Make the same meals, just make more (lots more!). He should be eating about double what you are, maybe a bit more, in order to gain weight. A few things that you might think about:
- letting him add a cheese sauce (with lots of full-fat cheese, and some additional powdered milk) over his veggies - keeping lots of nuts on hand for him to snack on - cooking a pot of quinoa or brown rice or other starch once or twice each week, so that he can add this to his suppers (scalloped potatoes with cheese are a good option, too) - nice if you can make these as a pilaf, with lots of veggies and nuts included, too - plan on him having at least double of your serving of meats (chicken breasts are a great snack option, too) - doing a quiche with tons of extra meat, cheese, and veggies so that he has a quick, easy, high-protein breakfast every day (really easy to make a huge one, and he can just re-heat what he wants in the morning)

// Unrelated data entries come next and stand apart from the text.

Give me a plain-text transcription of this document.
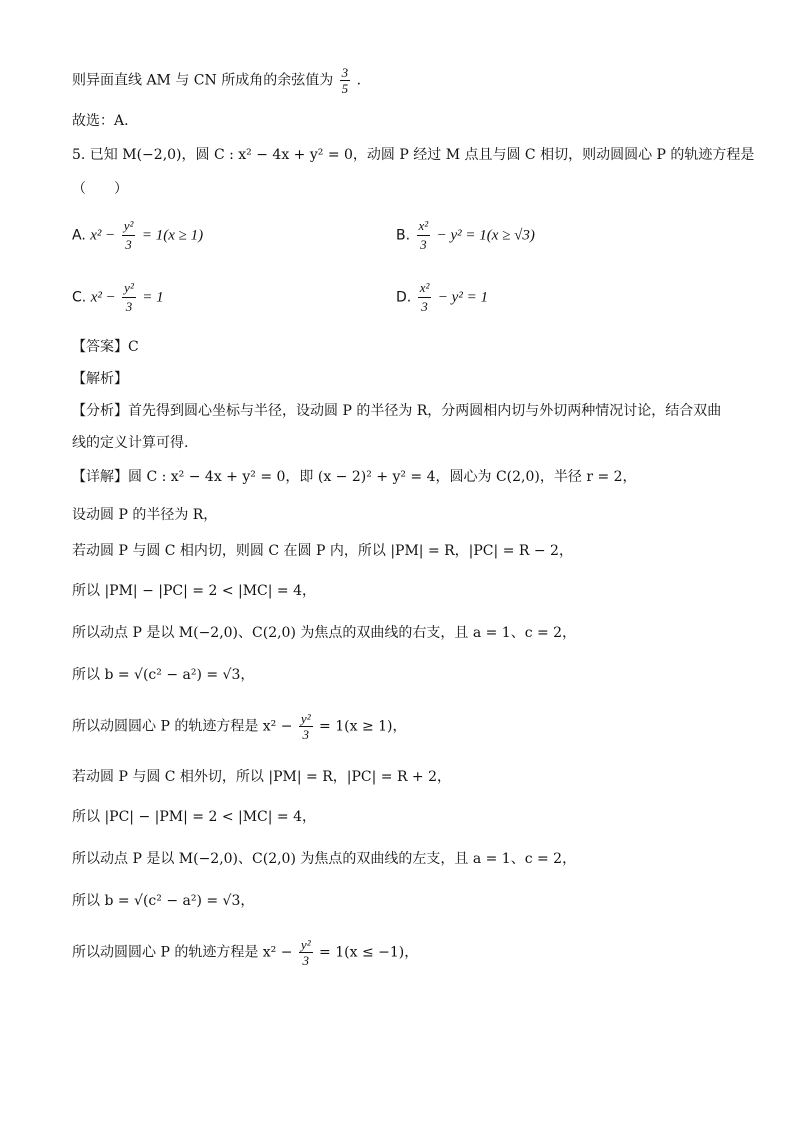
则异面直线 AM 与 CN 所成角的余弦值为 $\frac{3}{5}$ .
故选：A.
5. 已知 M(−2,0)，圆 C : x² − 4x + y² = 0，动圆 P 经过 M 点且与圆 C 相切，则动圆圆心 P 的轨迹方程是
（　　）
A. $x^2 - \frac{\text{y²}}{3} = 1(x \ge 1)$	B. $\frac{\text{x²}}{3} - y^2 = 1(x \ge √3)$
C. $x^2 - \frac{\text{y²}}{3} = 1$	D. $\frac{\text{x²}}{3} - y^2 = 1$
【答案】C
【解析】
【分析】首先得到圆心坐标与半径，设动圆 P 的半径为 R，分两圆相内切与外切两种情况讨论，结合双曲
线的定义计算可得.
【详解】圆 C : x² − 4x + y² = 0，即 (x − 2)² + y² = 4，圆心为 C(2,0)，半径 r = 2，
设动圆 P 的半径为 R，
若动圆 P 与圆 C 相内切，则圆 C 在圆 P 内，所以 |PM| = R，|PC| = R − 2，
所以 |PM| − |PC| = 2 < |MC| = 4，
所以动点 P 是以 M(−2,0)、C(2,0) 为焦点的双曲线的右支，且 a = 1、c = 2，
所以 b = √(c² − a²) = √3，
所以动圆圆心 P 的轨迹方程是 $x^2 - \frac{\text{y²}}{3} = 1(x \ge 1)$，
若动圆 P 与圆 C 相外切，所以 |PM| = R，|PC| = R + 2，
所以 |PC| − |PM| = 2 < |MC| = 4，
所以动点 P 是以 M(−2,0)、C(2,0) 为焦点的双曲线的左支，且 a = 1、c = 2，
所以 b = √(c² − a²) = √3，
所以动圆圆心 P 的轨迹方程是 $x^2 - \frac{\text{y²}}{3} = 1(x \le -1)$，
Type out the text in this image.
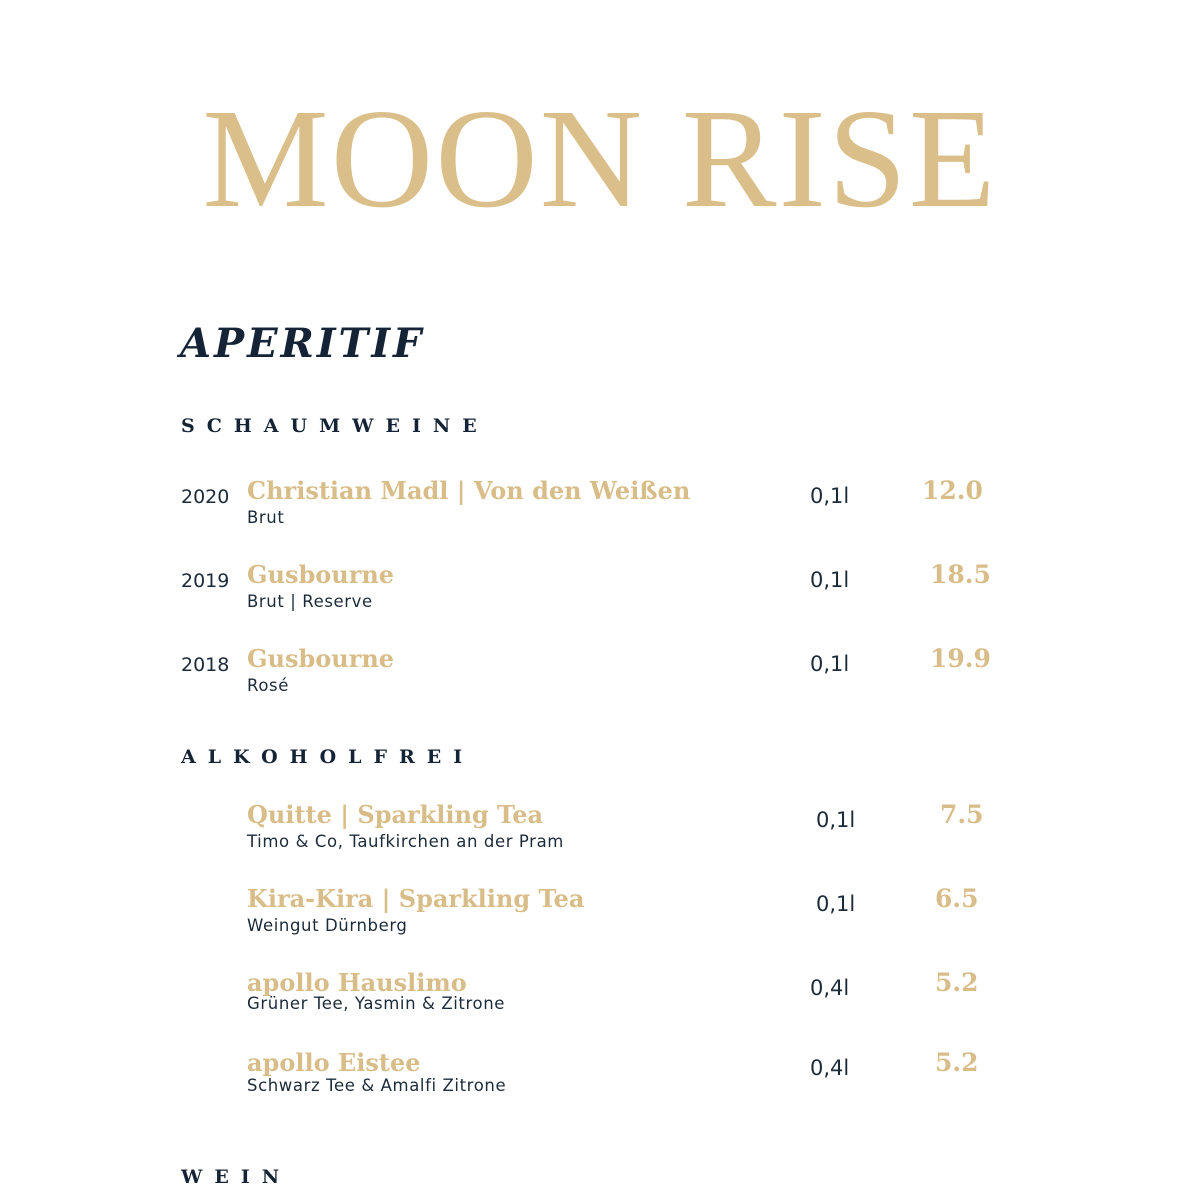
MOON RISE
APERITIF
SCHAUMWEINE
2020 Christian Madl | Von den Weißen
Brut
0,1l	12.0
2019 Gusbourne
Brut | Reserve
0,1l	18.5
2018 Gusbourne
Rosé
0,1l	19.9
ALKOHOLFREI
Quitte | Sparkling Tea
Timo & Co, Taufkirchen an der Pram
0,1l	7.5
Kira-Kira | Sparkling Tea
Weingut Dürnberg
0,1l	6.5
apollo Hauslimo
Grüner Tee, Yasmin & Zitrone
0,4l	5.2
apollo Eistee
Schwarz Tee & Amalfi Zitrone
0,4l	5.2
WEIN
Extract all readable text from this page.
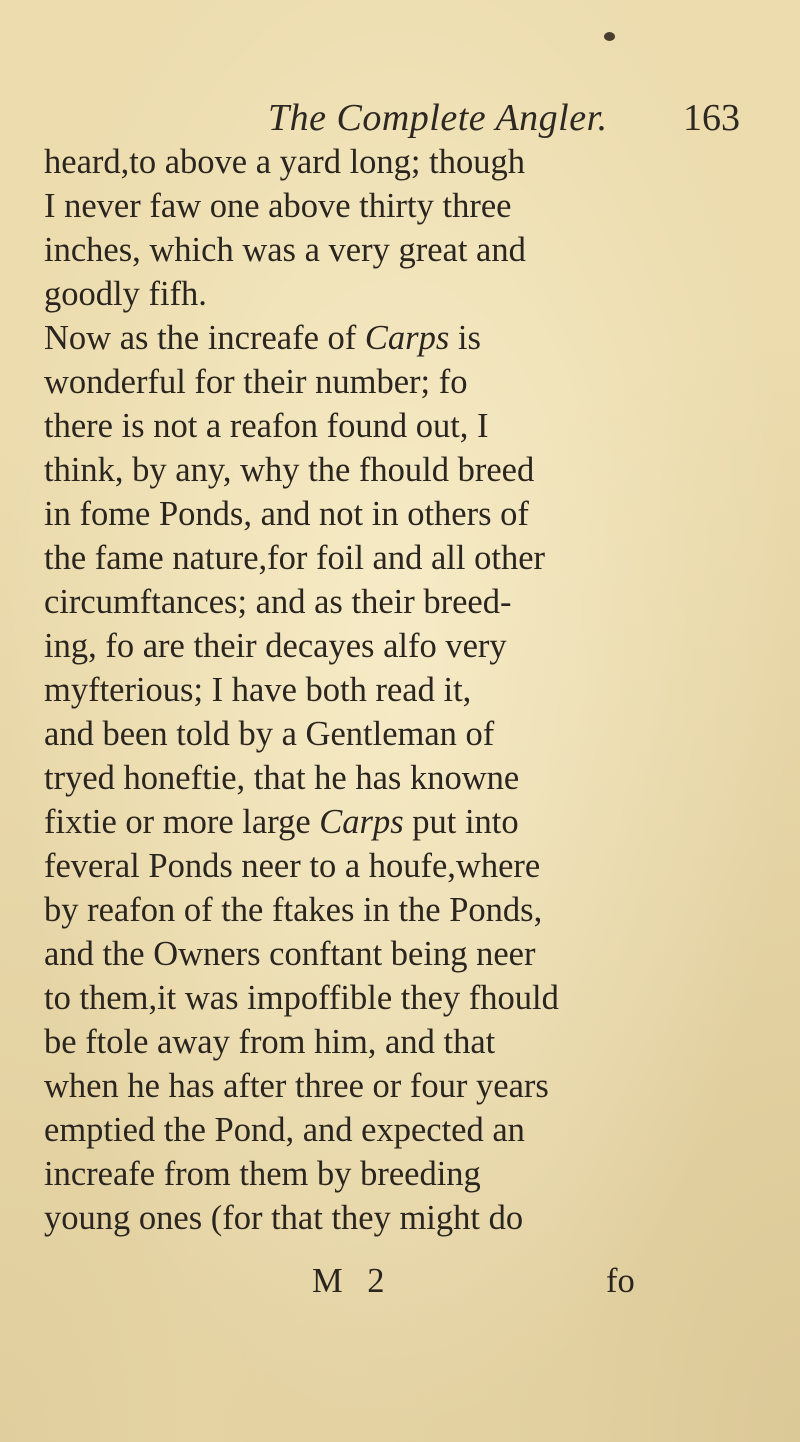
The Complete Angler. 163
heard,to above a yard long; though
I never faw one above thirty three
inches, which was a very great and
goodly fifh.
Now as the increafe of Carps is
wonderful for their number; fo
there is not a reafon found out, I
think, by any, why the fhould breed
in fome Ponds, and not in others of
the fame nature,for foil and all other
circumftances; and as their breed-
ing, fo are their decayes alfo very
myfterious; I have both read it,
and been told by a Gentleman of
tryed honeftie, that he has knowne
fixtie or more large Carps put into
feveral Ponds neer to a houfe,where
by reafon of the ftakes in the Ponds,
and the Owners conftant being neer
to them,it was impoffible they fhould
be ftole away from him, and that
when he has after three or four years
emptied the Pond, and expected an
increafe from them by breeding
young ones (for that they might do
M 2	fo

If he's doing regular strength training, then he'll definitely want to be increasing his protein intake --- it might be a good idea for him to check out some of the body-building sites to see what they recommend for training diets.
Actually, he can gain eating healthy foods. He just has to eat more calories. Gaining weight by eating double bacon cheeseburgers is not a good idea.
This is from LiveStrong.com
The Dietary Guidelines for Americans 2010 recommends that boys between the ages of 9 and 13 get between 1,400 and 1,600 calories per day if they are sedentary; 1,600 to 2,000 calories per day if they are moderately active; and 1,800 and 2,200 if they are active. Recommendations for boys ages 14 to 18 are 2,000 to 2,400 calories if they are sedentary; 2,400 to 2,800 calories per day if they are moderately active; and 2,800 to 3,200 calories per day if they are active.
Today we learned that my son does not weigh enough to enlist in the military. He needs to gain 10-15 lbs by the end of February. This is what they consider healthy gain (2 lbs per week) just like losing. Anyway, I want to lose approx. the same amount.
Is there anything I can do short of making two meals for dinner so that we can both meet our goals? Obviously he is not going to gain eating lean chicken and zero fat milk for the next two months.